Der Name des heute Gesuchten ist untrennbar mit der "Zeit Goethes" verbunden. Der 1744 als Sohn eines Kantors in Ostpreußen Geborene studierte in Königsberg und arbeitete mehrere Jahre als Domprediger und Lehrer in Riga. 1770 machte er in Straßburg die Bekanntschaft Goethes, der ihn 1776 gegen manche Widerstände als Generalsuperintendenten des Herzogtums Sachsen-Weimar, als Pastor primarius an der Stadtkirche St. Peter und Paul und Oberhofprediger nach Weimar holte. Aber nicht nur als Kirchenmann und religiöser Denker wurde er bekannt. Sein umfangreiches Werk umfaßt zahlreiche Arbeiten zur Sprache, zur Philosophie sowie zur Literaturgeschichte und -theorie. Dabei regte er unter anderem die deutsche Shakespeare-Rezeption an. Er starb am 18.12.1803 in Weimar.
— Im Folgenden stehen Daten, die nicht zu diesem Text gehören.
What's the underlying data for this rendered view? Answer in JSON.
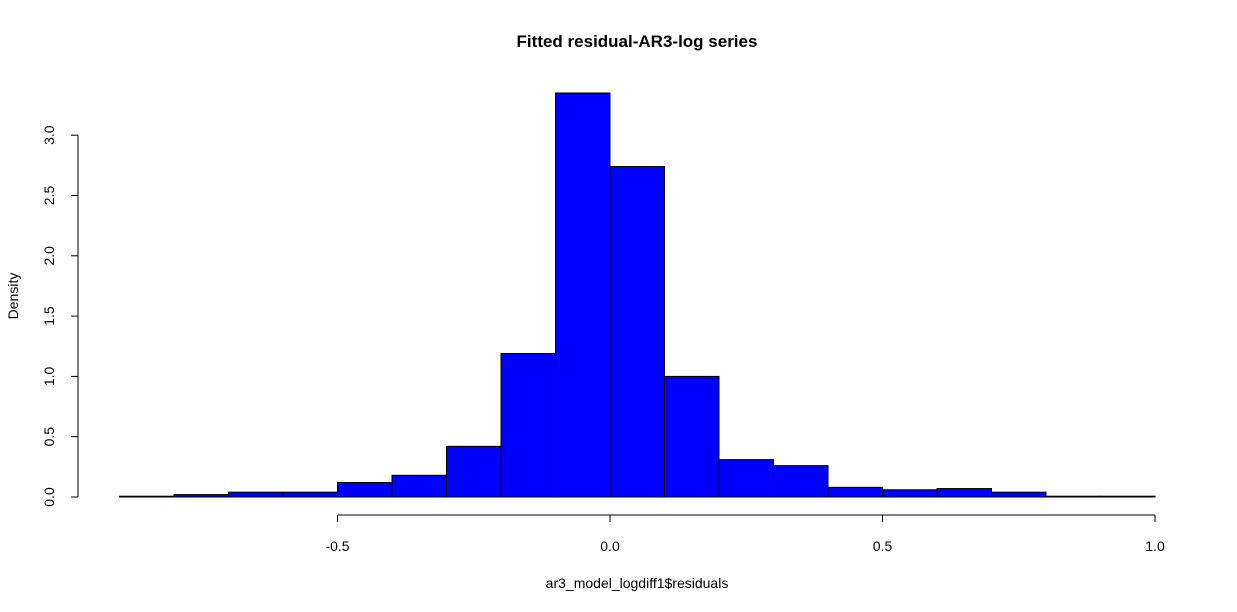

Ihre Lösung schicken Sie bitte an die

Redaktion KLINIKMAGAZIN
Bachstraße 18
07743 Jena

oder per eMail an:
voecklers@aol.com

Unter den Einsendern mit der richtigen Lösung verlosen wir unter Ausschluß des Rechtsweges einen Büchergutschein im Wert von 80 DM, den uns der Förderverein des Klinikums der FSU Jena e.V. zur Verfügung stellte, sowie drei weitere Büchergutscheine im Wert von jeweils 20 DM, die von der Jenaer Universitätsbuchhandlung - JUB - gesponsert wurden.

In Heft 25 suchten wir:

Konrad Duden

Den glücklichen Gewinnern herzlichen Glückwunsch!